Sei stufo della congestione causata da più reti wireless? I tuoi dispositivi perdono la connessione in continuazione? Il mercato offre diverse soluzioni, ma gli specialisti lavorano da alcuni anni a quello che potrebbe essere un sostituto definitivo del WiFi tradizionale. Si tratta del LiFi, basato sulla luce. Una studentessa dell'Università di Eindhoven nei Paesi Bassi è riuscita a ottimizzare il LiFi in modo tale che ora usa frequenze infrarosse, e i suoi primi test di laboratorio indicano una velocità di 42,8 gigabit al secondo. Dove dobbiamo firmare…?
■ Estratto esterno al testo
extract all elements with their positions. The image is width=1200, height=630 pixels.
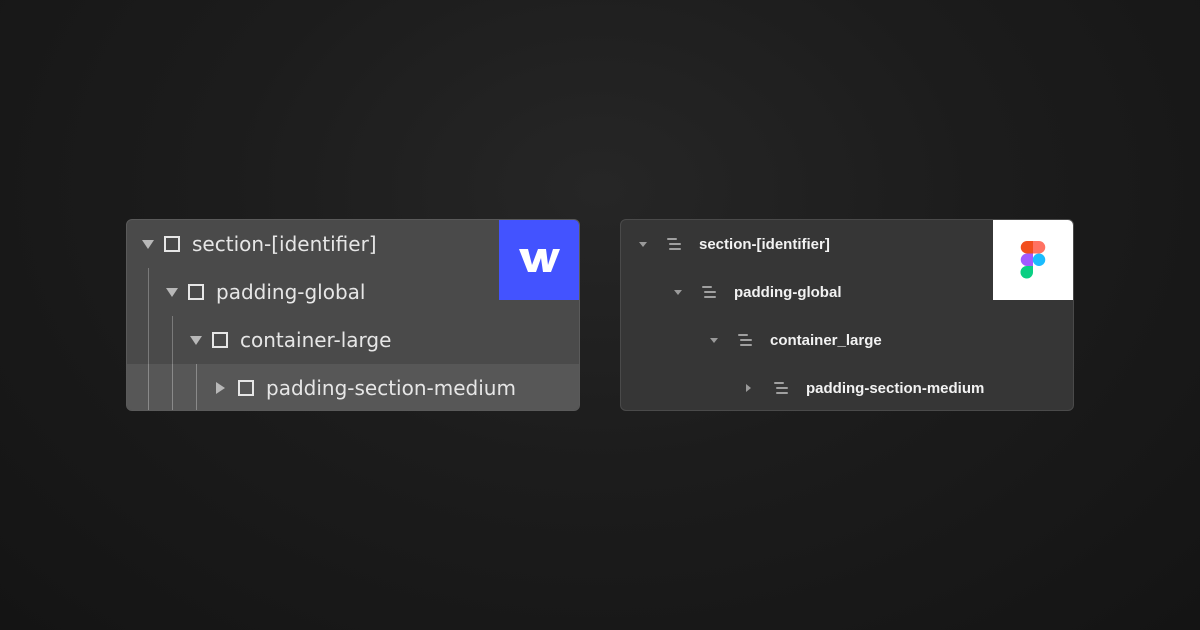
- caret-down-icon[interactable]: [674, 289, 682, 295]
- figma-logo-icon: [1020, 241, 1046, 279]
- navigator-item-label: padding-section-medium: [266, 376, 516, 400]
- navigator-item-container-large[interactable]: container-large: [127, 316, 579, 364]
- element-box-icon: [238, 380, 254, 396]
- figma-layers-panel: section-[identifier] padding-global cont…: [620, 219, 1074, 411]
- layer-item-label: padding-global: [734, 283, 842, 301]
- navigator-item-label: padding-global: [216, 280, 366, 304]
- navigator-item-label: section-[identifier]: [192, 232, 377, 256]
- layer-item-label: section-[identifier]: [699, 235, 830, 253]
- layer-item-label: padding-section-medium: [806, 379, 985, 397]
- auto-layout-icon: [702, 285, 716, 299]
- element-box-icon: [188, 284, 204, 300]
- auto-layout-icon: [738, 333, 752, 347]
- layer-item-container-large[interactable]: container_large: [621, 316, 1073, 364]
- navigator-item-padding-section-medium[interactable]: padding-section-medium: [127, 364, 579, 410]
- tree-guide-line: [148, 364, 149, 410]
- auto-layout-icon: [774, 381, 788, 395]
- caret-right-icon[interactable]: [216, 382, 225, 394]
- webflow-logo-icon: [519, 249, 560, 272]
- auto-layout-icon: [667, 237, 681, 251]
- caret-down-icon[interactable]: [166, 287, 178, 297]
- caret-right-icon[interactable]: [746, 384, 751, 392]
- caret-down-icon[interactable]: [639, 241, 647, 247]
- caret-down-icon[interactable]: [190, 335, 202, 345]
- navigator-item-label: container-large: [240, 328, 392, 352]
- webflow-logo: [499, 220, 579, 300]
- element-box-icon: [164, 236, 180, 252]
- tree-guide-line: [172, 364, 173, 410]
- figma-logo: [993, 220, 1073, 300]
- layer-item-label: container_large: [770, 331, 882, 349]
- caret-down-icon[interactable]: [710, 337, 718, 343]
- layer-item-padding-section-medium[interactable]: padding-section-medium: [621, 364, 1073, 410]
- element-box-icon: [212, 332, 228, 348]
- caret-down-icon[interactable]: [142, 239, 154, 249]
- webflow-navigator-panel: section-[identifier] padding-global cont…: [126, 219, 580, 411]
- tree-guide-line: [196, 364, 197, 410]
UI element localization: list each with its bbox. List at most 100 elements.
Personalmente non ho grossi problemi di congestione, ma alcuni amici e colleghi hanno visto la propria zona trasformarsi in un incubo WiFi, con più reti che occupano gli stessi canali, causando interferenze e compromettendo le prestazioni di tutti i dispositivi. La raccomandazione principale in questi casi è passare ai 5 GHz e stare al di sopra di quel rumore, ma ci sono cose migliori in arrivo, e una di queste è il LiFi. Le prime dimostrazioni di questa tecnologia sono state molto suggestive. Tutto ciò che l'utente deve fare per ricevere informazioni via LiFi è posizionare il proprio dispositivo sotto una speciale luce LED… ed è esattamente questo il suo punto debole: nessuno vuole tenere le luci accese tutto il giorno per accedere a Internet o fare streaming in una rete locale.
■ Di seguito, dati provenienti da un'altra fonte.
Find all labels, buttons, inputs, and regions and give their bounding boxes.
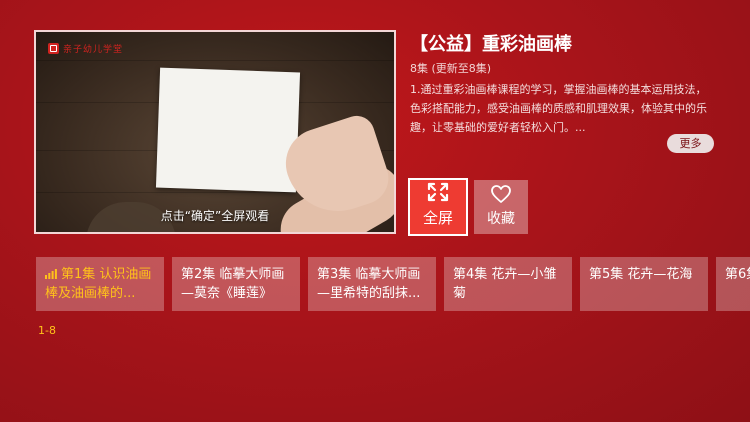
channel-logo-text: 亲子幼儿学堂 bbox=[63, 45, 124, 55]
more-button[interactable]: 更多 bbox=[667, 134, 714, 153]
episode-title: 第1集 认识油画棒及油画棒的... bbox=[45, 267, 152, 301]
episode-count: 8集 (更新至8集) bbox=[410, 62, 492, 75]
course-title: 【公益】重彩油画棒 bbox=[410, 34, 572, 55]
channel-logo-icon bbox=[48, 43, 59, 54]
episode-item-1[interactable]: 第1集 认识油画棒及油画棒的... bbox=[36, 257, 164, 311]
episode-range-tab[interactable]: 1-8 bbox=[38, 324, 56, 337]
episode-list: 第1集 认识油画棒及油画棒的... 第2集 临摹大师画—莫奈《睡莲》 第3集 临… bbox=[36, 257, 750, 311]
playing-bars-icon bbox=[45, 269, 57, 279]
episode-item-2[interactable]: 第2集 临摹大师画—莫奈《睡莲》 bbox=[172, 257, 300, 311]
fullscreen-button[interactable]: 全屏 bbox=[408, 178, 468, 236]
episode-item-6[interactable]: 第6集 bbox=[716, 257, 750, 311]
favorite-button[interactable]: 收藏 bbox=[474, 180, 528, 234]
video-player[interactable]: 亲子幼儿学堂 点击“确定”全屏观看 bbox=[34, 30, 396, 234]
episode-item-4[interactable]: 第4集 花卉—小雏菊 bbox=[444, 257, 572, 311]
episode-title: 第6集 bbox=[725, 267, 750, 282]
episode-title: 第2集 临摹大师画—莫奈《睡莲》 bbox=[181, 267, 285, 301]
wood-grain bbox=[36, 60, 394, 61]
expand-arrows-icon bbox=[427, 182, 449, 202]
heart-outline-icon bbox=[491, 185, 511, 203]
channel-logo: 亲子幼儿学堂 bbox=[48, 42, 123, 55]
fullscreen-hint: 点击“确定”全屏观看 bbox=[160, 209, 270, 223]
episode-item-3[interactable]: 第3集 临摹大师画—里希特的刮抹... bbox=[308, 257, 436, 311]
episode-item-5[interactable]: 第5集 花卉—花海 bbox=[580, 257, 708, 311]
episode-title: 第3集 临摹大师画—里希特的刮抹... bbox=[317, 267, 421, 301]
video-paper-sheet bbox=[155, 67, 301, 193]
favorite-label: 收藏 bbox=[487, 211, 515, 227]
episode-title: 第4集 花卉—小雏菊 bbox=[453, 267, 557, 301]
course-description: 1.通过重彩油画棒课程的学习，掌握油画棒的基本运用技法，色彩搭配能力，感受油画棒… bbox=[410, 83, 707, 134]
episode-title: 第5集 花卉—花海 bbox=[589, 267, 693, 282]
fullscreen-label: 全屏 bbox=[422, 209, 453, 227]
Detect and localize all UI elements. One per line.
Le ultime novità sul LiFi ci portano all'Università di Eindhoven nei Paesi Bassi, dove la studentessa Joanne Oh (ora PhD) e un team di ricercatori hanno creato una nuova variante di LiFi basata sulla luce infrarossa. Sebbene abbiamo usato gli infrarossi per decenni per trasmettere informazioni (il telecomando della TV è un buon esempio), la differenza qui sta in una serie di "antenne luminose" che trasmettono raggi a diverse angolazioni e lunghezze d'onda. L'interferenza si riduce a zero perché le antenne hanno la capacità di assegnare una lunghezza d'onda diversa a ciascun dispositivo, e questo resta valido anche se ci sono reti WiFi vicine. Le frequenze sono di circa 200 Terahertz, con lunghezze d'onda superiori a 1.500 nanometri.
Ora, la parte migliore: quanto è veloce questo LiFi? Su una distanza di due metri e mezzo, Joanne Oh ha raggiunto un picco di 42,8 gigabit al secondo, oltre 100 volte quello che può fornire un router medio. L'"asterisco" che accompagna questa misurazione è che si applica solo ai download, mentre gli upload continuano a essere effettuati con segnali convenzionali. Quanto dovremo aspettare per vedere qualcosa del genere sugli scaffali? Circa cinque anni… minimo.